I couldn’t reach financier Warren Hellman before I wrote my column in this week’s paper talking about the employee pension discussions. But he called me yesterday (Feb. 16) after he’d seen it, and I expected he’d give me some shit.
Wrong.
In fact, Hellman had only one problem with my analysis: “Your article is didn’t go far enough.” Turns out he thinks I was a bit too easy on the billionaires.
“When you compare upper-echelon tax rates [in America] to any developed country in the world,” Hellman said, “the rich pay very low taxes here. You’re article is exactly correct — the wealthy are undertaxed.” He told me that he’s stopped trying to amass more personal wealth (“it’s all going into a foundation”) because he realizes that he couldn’t possibly spend all the money he has “and all that happens if you leave it all to the next generation is that you spoil your kids.”
Quite a statement coming from one of the city’s richest and most influential business leaders.
Of course, putting all the money in a foundation isn’t the only answer. The only way to address the wealth gap, and the decline in social, education and infrastructure spending, to for the government to get more involved — and that means collecting more tax money from the people who can afford to pay it. Hellman told me that he’s not about to accept a reduction in his lifestyle — but we both agreed that he doesn’t have to. He could pay a lot more in taxes and still be really, really rich.
So we talked about my proposal, which goes like this:
I’ve got a suggestion for the pension reform negotiators. Why not talk a little about parity.
Yes, pensions have to be fixed; let’s start at the top. Maybe nobody should have a pension of more than $100,000 a year; certainly, a former police chief shouldn’t get $250,000 a year for life. Maybe the highest-paid city employees should have to pay more into the pension system to protect the pensions of the people who make less. I could easily support progressive pension reform that would save the city money.
I just think tax reform should also be part of the equation.
Hellman wants $300 million in pension savings? Good — how about pairing it with $300 million in new taxes on the wealthy? How about big business and rich people give up something this time around, instead of all of the cuts falling on public employees and poor San Franciscans?
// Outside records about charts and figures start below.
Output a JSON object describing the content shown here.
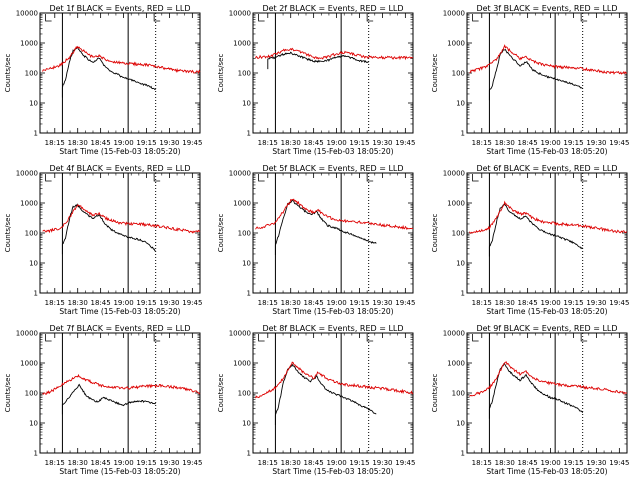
{
  "chart_data": {
    "type": "line",
    "layout": "3x3 grid",
    "yscale": "log",
    "ylim": [
      1,
      10000
    ],
    "ytick_labels": [
      "1",
      "10",
      "100",
      "1000",
      "10000"
    ],
    "ylabel": "Counts/sec",
    "xlabel": "Start Time (15-Feb-03 18:05:20)",
    "xlim": [
      "18:05:20",
      "19:50:00"
    ],
    "xtick_labels": [
      "18:15",
      "18:30",
      "18:45",
      "19:00",
      "19:15",
      "19:30",
      "19:45"
    ],
    "xtick_minutes": [
      15,
      30,
      45,
      60,
      75,
      90,
      105
    ],
    "series_colors": {
      "events": "#000000",
      "lld": "#dd0000"
    },
    "panels": [
      {
        "title": "Det 1f BLACK = Events, RED = LLD",
        "vlines_solid": [
          "18:20",
          "19:03"
        ],
        "vlines_dotted": [
          "19:21"
        ],
        "markers": [
          "18:09",
          "19:20"
        ],
        "series": [
          {
            "key": "events",
            "x": [
              "18:20",
              "18:22",
              "18:25",
              "18:27",
              "18:30",
              "18:33",
              "18:37",
              "18:40",
              "18:44",
              "18:48",
              "18:52",
              "18:56",
              "19:00",
              "19:05",
              "19:10",
              "19:16",
              "19:21"
            ],
            "y": [
              35,
              60,
              280,
              550,
              700,
              420,
              280,
              220,
              320,
              160,
              110,
              90,
              70,
              60,
              45,
              38,
              28
            ]
          },
          {
            "key": "lld",
            "x": [
              "18:07",
              "18:12",
              "18:17",
              "18:20",
              "18:25",
              "18:30",
              "18:35",
              "18:40",
              "18:44",
              "18:48",
              "18:55",
              "19:00",
              "19:05",
              "19:15",
              "19:25",
              "19:35",
              "19:45",
              "19:50"
            ],
            "y": [
              120,
              140,
              170,
              200,
              350,
              800,
              480,
              330,
              380,
              280,
              230,
              210,
              200,
              190,
              150,
              120,
              110,
              110
            ]
          }
        ]
      },
      {
        "title": "Det 2f BLACK = Events, RED = LLD",
        "vlines_solid": [
          "18:20",
          "19:03"
        ],
        "vlines_dotted": [
          "19:21"
        ],
        "markers": [
          "18:09",
          "19:20"
        ],
        "series": [
          {
            "key": "events",
            "x": [
              "18:15",
              "18:20",
              "18:25",
              "18:30",
              "18:35",
              "18:40",
              "18:45",
              "18:50",
              "18:55",
              "19:00",
              "19:05",
              "19:10",
              "19:15",
              "19:21"
            ],
            "y": [
              300,
              330,
              420,
              460,
              380,
              300,
              250,
              240,
              270,
              340,
              370,
              320,
              260,
              230
            ]
          },
          {
            "key": "lld",
            "x": [
              "18:07",
              "18:15",
              "18:20",
              "18:25",
              "18:30",
              "18:35",
              "18:40",
              "18:45",
              "18:50",
              "18:55",
              "19:00",
              "19:05",
              "19:10",
              "19:15",
              "19:20",
              "19:30",
              "19:40",
              "19:50"
            ],
            "y": [
              330,
              360,
              420,
              560,
              620,
              540,
              420,
              340,
              320,
              350,
              440,
              480,
              440,
              380,
              340,
              330,
              320,
              320
            ]
          }
        ]
      },
      {
        "title": "Det 3f BLACK = Events, RED = LLD",
        "vlines_solid": [
          "18:20",
          "19:03"
        ],
        "vlines_dotted": [
          "19:21"
        ],
        "markers": [
          "18:09",
          "19:20"
        ],
        "series": [
          {
            "key": "events",
            "x": [
              "18:20",
              "18:22",
              "18:25",
              "18:27",
              "18:30",
              "18:33",
              "18:37",
              "18:40",
              "18:44",
              "18:48",
              "18:52",
              "18:56",
              "19:00",
              "19:05",
              "19:10",
              "19:16",
              "19:21"
            ],
            "y": [
              25,
              40,
              150,
              430,
              620,
              400,
              250,
              170,
              240,
              130,
              100,
              80,
              70,
              60,
              50,
              40,
              30
            ]
          },
          {
            "key": "lld",
            "x": [
              "18:07",
              "18:12",
              "18:17",
              "18:20",
              "18:25",
              "18:30",
              "18:35",
              "18:40",
              "18:44",
              "18:48",
              "18:55",
              "19:00",
              "19:05",
              "19:15",
              "19:25",
              "19:35",
              "19:45",
              "19:50"
            ],
            "y": [
              110,
              130,
              160,
              190,
              300,
              760,
              480,
              300,
              360,
              250,
              190,
              170,
              160,
              150,
              130,
              110,
              100,
              100
            ]
          }
        ]
      },
      {
        "title": "Det 4f BLACK = Events, RED = LLD",
        "vlines_solid": [
          "18:20",
          "19:03"
        ],
        "vlines_dotted": [
          "19:21"
        ],
        "markers": [
          "18:09",
          "19:20"
        ],
        "series": [
          {
            "key": "events",
            "x": [
              "18:20",
              "18:22",
              "18:25",
              "18:27",
              "18:30",
              "18:33",
              "18:37",
              "18:40",
              "18:44",
              "18:48",
              "18:52",
              "18:56",
              "19:00",
              "19:05",
              "19:10",
              "19:16",
              "19:21"
            ],
            "y": [
              40,
              70,
              350,
              750,
              850,
              550,
              380,
              300,
              400,
              200,
              130,
              100,
              80,
              70,
              60,
              45,
              25
            ]
          },
          {
            "key": "lld",
            "x": [
              "18:07",
              "18:12",
              "18:17",
              "18:20",
              "18:25",
              "18:30",
              "18:35",
              "18:40",
              "18:44",
              "18:48",
              "18:55",
              "19:00",
              "19:05",
              "19:15",
              "19:25",
              "19:35",
              "19:45",
              "19:50"
            ],
            "y": [
              110,
              120,
              140,
              160,
              350,
              900,
              560,
              400,
              460,
              320,
              230,
              210,
              200,
              190,
              160,
              130,
              110,
              110
            ]
          }
        ]
      },
      {
        "title": "Det 5f BLACK = Events, RED = LLD",
        "vlines_solid": [
          "18:20",
          "19:03"
        ],
        "vlines_dotted": [
          "19:21"
        ],
        "markers": [
          "18:09",
          "19:20"
        ],
        "series": [
          {
            "key": "events",
            "x": [
              "18:20",
              "18:22",
              "18:25",
              "18:28",
              "18:31",
              "18:35",
              "18:39",
              "18:43",
              "18:47",
              "18:50",
              "18:54",
              "19:00",
              "19:05",
              "19:10",
              "19:15",
              "19:20",
              "19:26"
            ],
            "y": [
              40,
              80,
              300,
              900,
              1200,
              800,
              550,
              420,
              500,
              300,
              180,
              140,
              110,
              90,
              70,
              55,
              45
            ]
          },
          {
            "key": "lld",
            "x": [
              "18:07",
              "18:12",
              "18:17",
              "18:20",
              "18:25",
              "18:31",
              "18:36",
              "18:40",
              "18:45",
              "18:48",
              "18:55",
              "19:00",
              "19:05",
              "19:15",
              "19:25",
              "19:35",
              "19:45",
              "19:50"
            ],
            "y": [
              140,
              160,
              190,
              220,
              500,
              1400,
              900,
              600,
              480,
              560,
              330,
              280,
              250,
              230,
              200,
              170,
              150,
              140
            ]
          }
        ]
      },
      {
        "title": "Det 6f BLACK = Events, RED = LLD",
        "vlines_solid": [
          "18:20",
          "19:03"
        ],
        "vlines_dotted": [
          "19:21"
        ],
        "markers": [
          "18:09",
          "19:20"
        ],
        "series": [
          {
            "key": "events",
            "x": [
              "18:20",
              "18:22",
              "18:25",
              "18:27",
              "18:30",
              "18:33",
              "18:37",
              "18:40",
              "18:44",
              "18:48",
              "18:52",
              "18:56",
              "19:00",
              "19:05",
              "19:10",
              "19:16",
              "19:21"
            ],
            "y": [
              35,
              60,
              280,
              650,
              900,
              520,
              380,
              300,
              360,
              200,
              140,
              110,
              90,
              75,
              60,
              45,
              30
            ]
          },
          {
            "key": "lld",
            "x": [
              "18:07",
              "18:12",
              "18:17",
              "18:20",
              "18:25",
              "18:30",
              "18:35",
              "18:40",
              "18:44",
              "18:48",
              "18:55",
              "19:00",
              "19:05",
              "19:15",
              "19:25",
              "19:35",
              "19:45",
              "19:50"
            ],
            "y": [
              100,
              110,
              130,
              150,
              350,
              1000,
              600,
              420,
              480,
              320,
              240,
              220,
              200,
              190,
              160,
              130,
              110,
              110
            ]
          }
        ]
      },
      {
        "title": "Det 7f BLACK = Events, RED = LLD",
        "vlines_solid": [
          "18:20",
          "19:03"
        ],
        "vlines_dotted": [
          "19:21"
        ],
        "markers": [
          "18:09",
          "19:20"
        ],
        "series": [
          {
            "key": "events",
            "x": [
              "18:20",
              "18:22",
              "18:25",
              "18:28",
              "18:31",
              "18:35",
              "18:39",
              "18:43",
              "18:47",
              "18:52",
              "18:56",
              "19:00",
              "19:05",
              "19:10",
              "19:16",
              "19:21"
            ],
            "y": [
              40,
              50,
              80,
              120,
              180,
              90,
              60,
              50,
              70,
              55,
              45,
              40,
              50,
              55,
              50,
              45
            ]
          },
          {
            "key": "lld",
            "x": [
              "18:07",
              "18:12",
              "18:17",
              "18:20",
              "18:25",
              "18:30",
              "18:35",
              "18:40",
              "18:45",
              "18:50",
              "18:55",
              "19:00",
              "19:05",
              "19:15",
              "19:25",
              "19:35",
              "19:45",
              "19:50"
            ],
            "y": [
              90,
              110,
              150,
              200,
              260,
              380,
              280,
              220,
              180,
              160,
              150,
              140,
              150,
              170,
              180,
              150,
              120,
              100
            ]
          }
        ]
      },
      {
        "title": "Det 8f BLACK = Events, RED = LLD",
        "vlines_solid": [
          "18:20",
          "19:03"
        ],
        "vlines_dotted": [
          "19:21"
        ],
        "markers": [
          "18:09",
          "19:20"
        ],
        "series": [
          {
            "key": "events",
            "x": [
              "18:20",
              "18:22",
              "18:25",
              "18:28",
              "18:31",
              "18:35",
              "18:39",
              "18:43",
              "18:47",
              "18:50",
              "18:54",
              "19:00",
              "19:05",
              "19:10",
              "19:15",
              "19:20",
              "19:26"
            ],
            "y": [
              18,
              35,
              200,
              600,
              900,
              500,
              320,
              250,
              360,
              200,
              120,
              90,
              70,
              55,
              40,
              30,
              20
            ]
          },
          {
            "key": "lld",
            "x": [
              "18:07",
              "18:12",
              "18:17",
              "18:20",
              "18:25",
              "18:31",
              "18:36",
              "18:40",
              "18:45",
              "18:48",
              "18:55",
              "19:00",
              "19:05",
              "19:15",
              "19:25",
              "19:35",
              "19:45",
              "19:50"
            ],
            "y": [
              70,
              90,
              120,
              150,
              300,
              1000,
              620,
              400,
              320,
              480,
              280,
              220,
              190,
              170,
              150,
              130,
              110,
              100
            ]
          }
        ]
      },
      {
        "title": "Det 9f BLACK = Events, RED = LLD",
        "vlines_solid": [
          "18:20",
          "19:03"
        ],
        "vlines_dotted": [
          "19:21"
        ],
        "markers": [
          "18:09",
          "19:20"
        ],
        "series": [
          {
            "key": "events",
            "x": [
              "18:20",
              "18:22",
              "18:25",
              "18:27",
              "18:30",
              "18:33",
              "18:37",
              "18:40",
              "18:44",
              "18:48",
              "18:52",
              "18:56",
              "19:00",
              "19:05",
              "19:10",
              "19:16",
              "19:21"
            ],
            "y": [
              30,
              55,
              260,
              650,
              950,
              520,
              350,
              270,
              400,
              200,
              120,
              90,
              70,
              60,
              45,
              35,
              22
            ]
          },
          {
            "key": "lld",
            "x": [
              "18:07",
              "18:12",
              "18:17",
              "18:20",
              "18:25",
              "18:30",
              "18:35",
              "18:40",
              "18:44",
              "18:48",
              "18:55",
              "19:00",
              "19:05",
              "19:15",
              "19:25",
              "19:35",
              "19:45",
              "19:50"
            ],
            "y": [
              80,
              95,
              120,
              150,
              320,
              1100,
              650,
              420,
              520,
              330,
              240,
              210,
              190,
              170,
              150,
              130,
              110,
              100
            ]
          }
        ]
      }
    ]
  }
}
And Hellman, to his credit, didn’t disagree with the concept. His problem he said, was with the politics. “Taxes are the third rail of politics,” he said. “I’ve gotten my head handed to me three times now when I’ve supported tax increases.”
But I still think there’s a way to move forward here. The city employee unions agree to some sort of pension reform, which starts with a pension cap and higher payments from higher earners (not with what amounts to a pay cut for lower-wage employees who have already taken pay cuts in the past few years). Then Hellman, Mayor Ed Lee and Sup. Sean Elsbernd agree to support a progressive tax measure that would bring in badly needed revenue for public services and education.
It’s possible that the tax measure would have to wait until Nov. 2012, when it would only require a 50 percent vote. Maybe both measures go on that ballot. And Hellman, Elsbernd and Lee use their clout with downtown to push the Chamber of Commerce and the Commitee on JOBS to at least stay neutral and cut off any big-money campaign against the tax measure. Then they all agree to help raise money and campaign to pass it. And labor agrees to work for both measures.
Hellman said he feared that “one would kill the other” and both measures might fail. But I believe the people of San Francisco are willing to support new taxes — progressive new taxes — if they don’t think the money’s going to waste. And pairing pension refrom with new taxes sends a strong message: We’re all sharing the pain. Particularly if Hellman, Elsbernd and Lee can sell the tax package part of the deal to the business community.
It’s worth a try. Because otherwise, we’re going to have another Prop. B battle, both sides are going to spend a ton of money, and nobody’s going to walk away happy.
“It’s worth thinking about,” Hellman told me. I hope so.